A first cousin dies, on my father's side, the oldest surviving male from that branch of the family. (I'm next.) So I hie myself south dutifully - but also with curiosity as I see very little of my Kingdom cousins. We arrive in a packed funeral home in Tralee. The corpse is on display - not looking too good. I'd have given him a bit of colour. Corpses leave me relatively unmoved as they are palpably shells. The family are arranged around the perimeter of the room and we (my two brothers are with me) do a circuit of hand-shaking - hard for us, tedious I'm sure for them. I have no idea who many of them are - partners and children of cousins and nephews etc. Then we proceed to a anteroom and wait for the lengthy line of sympathisers to travel the same via dolorosa. It's teeming down outside.
When the whole town has paid its respects (or so it seems), the doors into the viewing room are shut and last farewells are said. The doors open again and eight male family members emerge to shoulder the coffin and slow march down the street to the church a few hundred yards away. They are followed by the hardiest of the mourners. The rest of us divert to our cars and get there relatively dry. At the church we join the sodden funeral party to say a decade of the rosary and listen to a few readings. The main event will be tomorrow.

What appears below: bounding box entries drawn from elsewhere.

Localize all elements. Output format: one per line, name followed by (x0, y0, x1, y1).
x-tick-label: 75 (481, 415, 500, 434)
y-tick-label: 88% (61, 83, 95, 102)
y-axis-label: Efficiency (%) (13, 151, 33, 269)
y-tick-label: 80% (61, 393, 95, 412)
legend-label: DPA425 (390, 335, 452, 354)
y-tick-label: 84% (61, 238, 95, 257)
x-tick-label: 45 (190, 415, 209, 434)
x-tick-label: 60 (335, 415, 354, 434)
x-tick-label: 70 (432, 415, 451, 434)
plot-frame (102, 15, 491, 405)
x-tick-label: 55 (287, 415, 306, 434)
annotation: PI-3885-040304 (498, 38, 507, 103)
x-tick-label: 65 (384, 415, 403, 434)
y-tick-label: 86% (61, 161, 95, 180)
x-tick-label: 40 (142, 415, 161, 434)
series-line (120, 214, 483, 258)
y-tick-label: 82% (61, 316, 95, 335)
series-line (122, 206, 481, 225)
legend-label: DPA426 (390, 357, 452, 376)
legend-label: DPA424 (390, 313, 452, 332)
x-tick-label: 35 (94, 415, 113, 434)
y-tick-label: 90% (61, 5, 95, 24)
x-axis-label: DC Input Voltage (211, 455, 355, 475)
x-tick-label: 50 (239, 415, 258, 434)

And then back to the son's house to a laden table (cake, sandwiches, fancy savouries) and an inexhaustible supply of drink. The smokers are undeterred by the cause of death (lung cancer) as they assume a position just outside the kitchen door where the cakes and ale are within easy reach. A good night ensues. All agree we should try to meet more frequently, and not just at funerals. Although funerals may soon start getting more frequent.